Industry Colonises the Banks of the CanalIn 1990 Westway and Harrow Road rush past the site, carrying passengers and goods, while North Wharf Road was a rather a sleepy side road. A hundred years ago Harrow Road was a twisting carriage road passing through Paddington Green and carrying mainly local goods. Most long-distance goods traffic and many travellers were carried by the canal and North Wharf Road was a busy mass of horse drawn carts. Bevan's painting of hay carts in Cumberland Market, by the Zoo, which used to be the next wharf along, but has now been filled in, gives some impression. This is rather a peaceful picture of a backwater where hay was the major freight. North and South Wharves were much more grimy and workaday. The canals would never give a picture of bustle but they were full of activity.
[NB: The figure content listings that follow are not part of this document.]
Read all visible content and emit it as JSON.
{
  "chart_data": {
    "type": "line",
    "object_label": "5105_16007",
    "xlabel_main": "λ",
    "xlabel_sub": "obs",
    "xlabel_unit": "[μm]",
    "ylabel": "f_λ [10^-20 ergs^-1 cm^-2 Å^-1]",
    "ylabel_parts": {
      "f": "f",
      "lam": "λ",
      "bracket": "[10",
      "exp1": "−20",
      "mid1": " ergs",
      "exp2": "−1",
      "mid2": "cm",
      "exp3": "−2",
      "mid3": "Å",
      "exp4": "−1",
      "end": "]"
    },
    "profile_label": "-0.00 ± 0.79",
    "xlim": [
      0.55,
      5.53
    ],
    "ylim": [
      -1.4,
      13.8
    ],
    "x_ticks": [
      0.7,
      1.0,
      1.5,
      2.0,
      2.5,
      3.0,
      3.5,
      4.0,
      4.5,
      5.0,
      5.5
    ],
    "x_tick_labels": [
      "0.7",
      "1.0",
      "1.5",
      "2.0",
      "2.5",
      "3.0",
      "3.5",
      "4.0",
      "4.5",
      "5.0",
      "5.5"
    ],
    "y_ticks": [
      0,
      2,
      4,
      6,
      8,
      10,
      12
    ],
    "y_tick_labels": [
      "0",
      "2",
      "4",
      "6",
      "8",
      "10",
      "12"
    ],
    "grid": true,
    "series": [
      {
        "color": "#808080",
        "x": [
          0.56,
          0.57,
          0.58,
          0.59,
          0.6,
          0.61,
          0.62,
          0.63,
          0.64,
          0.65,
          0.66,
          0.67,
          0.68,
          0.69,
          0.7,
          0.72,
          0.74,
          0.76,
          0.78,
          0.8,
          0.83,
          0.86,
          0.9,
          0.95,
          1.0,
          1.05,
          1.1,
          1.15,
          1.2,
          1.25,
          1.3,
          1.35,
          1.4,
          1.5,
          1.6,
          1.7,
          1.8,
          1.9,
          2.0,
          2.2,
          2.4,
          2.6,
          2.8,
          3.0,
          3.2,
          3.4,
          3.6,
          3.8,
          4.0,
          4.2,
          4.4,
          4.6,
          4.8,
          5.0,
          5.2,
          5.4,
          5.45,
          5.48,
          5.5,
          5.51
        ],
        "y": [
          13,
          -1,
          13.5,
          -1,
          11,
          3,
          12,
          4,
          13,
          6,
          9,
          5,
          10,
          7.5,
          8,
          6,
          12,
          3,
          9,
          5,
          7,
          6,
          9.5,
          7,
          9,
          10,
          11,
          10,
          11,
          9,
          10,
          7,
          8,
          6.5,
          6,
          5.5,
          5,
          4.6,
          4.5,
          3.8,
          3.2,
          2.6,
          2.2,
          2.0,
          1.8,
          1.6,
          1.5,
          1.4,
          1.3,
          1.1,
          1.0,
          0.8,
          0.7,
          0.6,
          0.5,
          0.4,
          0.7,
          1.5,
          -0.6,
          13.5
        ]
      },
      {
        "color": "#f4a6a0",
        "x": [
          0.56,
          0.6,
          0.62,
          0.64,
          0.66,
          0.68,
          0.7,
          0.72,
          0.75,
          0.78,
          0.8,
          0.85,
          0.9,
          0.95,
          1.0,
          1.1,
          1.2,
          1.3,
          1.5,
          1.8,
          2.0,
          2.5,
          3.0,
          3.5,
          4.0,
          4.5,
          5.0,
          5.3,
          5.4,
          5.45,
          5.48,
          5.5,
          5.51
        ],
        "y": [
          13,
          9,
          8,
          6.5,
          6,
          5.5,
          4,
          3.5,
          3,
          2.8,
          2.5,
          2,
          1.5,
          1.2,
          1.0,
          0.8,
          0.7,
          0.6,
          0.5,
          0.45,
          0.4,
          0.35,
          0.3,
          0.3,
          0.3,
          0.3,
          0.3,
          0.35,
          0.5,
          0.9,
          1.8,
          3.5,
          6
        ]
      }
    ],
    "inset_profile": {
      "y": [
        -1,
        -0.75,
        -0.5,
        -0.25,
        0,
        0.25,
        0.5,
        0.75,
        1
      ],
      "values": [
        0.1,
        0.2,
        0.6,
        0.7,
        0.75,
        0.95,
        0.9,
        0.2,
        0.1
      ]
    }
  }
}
The Grand Junction Canal connected the rivers and towns of a huge area. Goods came from all over the Midlands the Port of London, from the Britain and the Continent. Thus Paddington became an important distributing centre for building materials, industrial products, coal, manure and a thousand other things. Traffic was constant between London, Yorkshire, Nottinghamshire, the Potteries, etc. It was also the cheapest and, until the coming of the railways, often the fastest method of passenger travel. People could go the length of the canal system to connect with ships and so to all parts of the world. They moved their furniture by canal. Probably the tenants moving into the new houses in Little Venice in the 1840s had their furniture taken by barge and unloaded on the bank nearby.
The original is a huge painting now in The Royal Pavilion, Art Gallery and Museum, Brighton. A copy is on display in the Hilton Metropole Hotel at the head of the Basin, but gives nothing like the calm, overwhelming impression of the original.